Multifamily Lending and Apartment Lending, Good News

Apartment lending remains one of the bright spots within the commercial mortgage business and borrowers can still expect long term, fixed rate financing, high leverage loans and low rates.

For example, we are still seeing 30 to 35 year fixed rate financing, though 5 and 10 year fixed is more popular with borrowers. Amortization schedules remain at 30 to 35 years with some government backed programs. As far as leverage, borrower can still get 80% financing on purchases (85% on loan request over $3,000,000) and 75% on cash out refinances. Rates are strong as well with most in the 6% - 6.25% range(2/10/09) though for larger loans rates in the 5%’s are available.
Apartment Lending, Multifamily Lending

What the bad news? Conventional financing is limited and multifamily lending is getting more conservative from a global perspective. Historically multifamily underwriting has been focused almost exclusively on the subject property. Now, apartment lending is becoming more like typically commercial mortgages, where the entire borrowers financial situation is scrutinized.

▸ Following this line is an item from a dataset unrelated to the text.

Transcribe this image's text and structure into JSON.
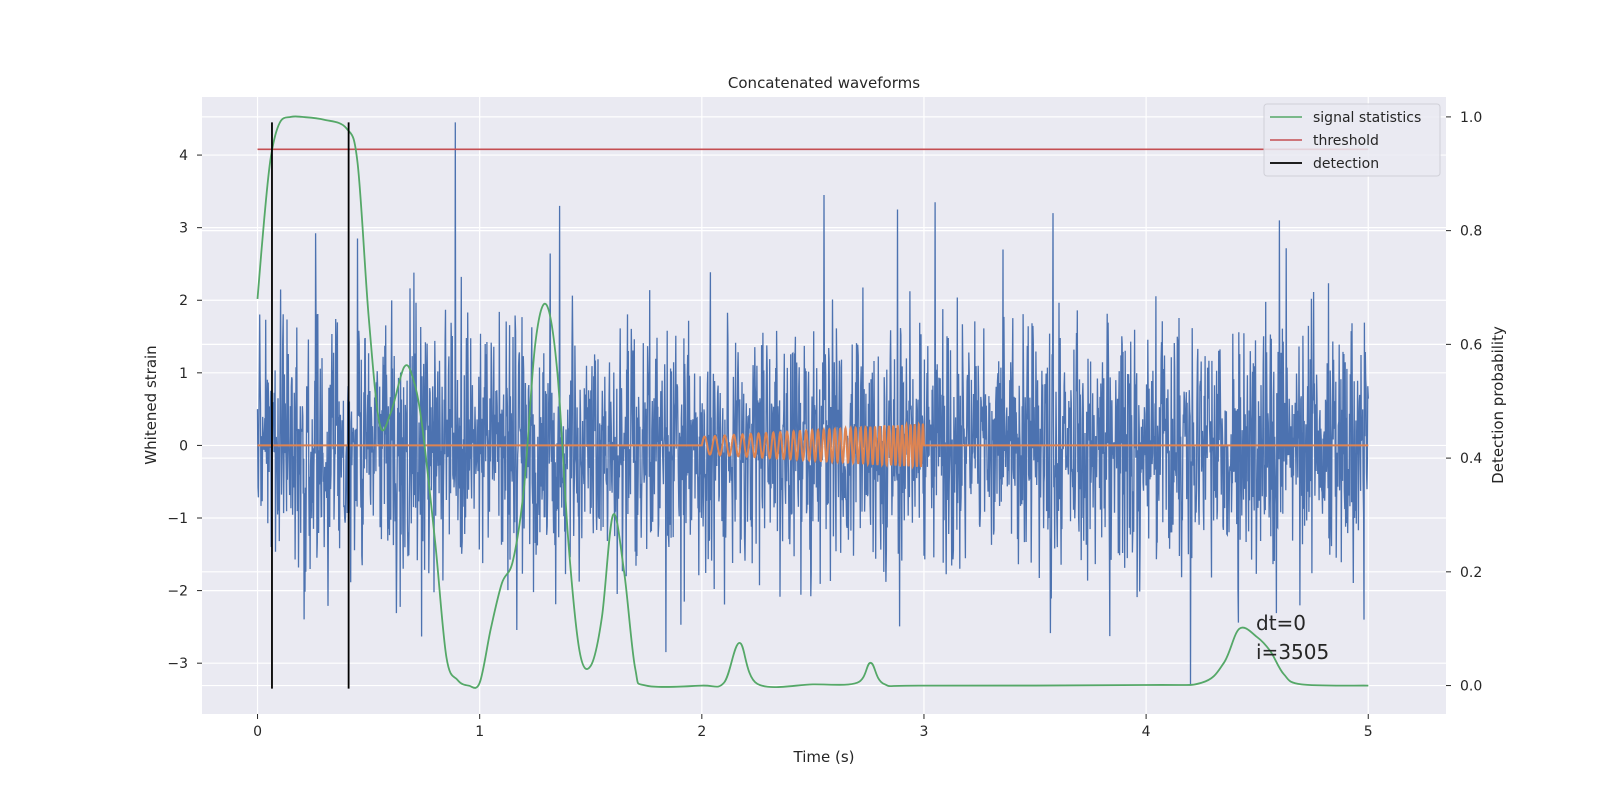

Meaning the borrowers personal needs will be examined, other businesses will often be looked at, etc to make sure that the borrower cash flows overall. (Keep in mind though that some programs, where loan amounts are over $3,000,000 the borrower personally is still not looked at.) This global underwriting is often cumbersome for borrowers that are not use to it, but this is just the new reality and borrowers will have to be willing to “play ball” if they want to get their multifamily property financed.

All in all, despite the recent changes, apartment lending remains one of the most viable sectors of the business. Most importantly, the liquidity is still there with terms that still make sense for borrowers. Borrowers should be ready to provide more documentation than they are use to, but compared to other sectors where financing is all but gone, it looks really good.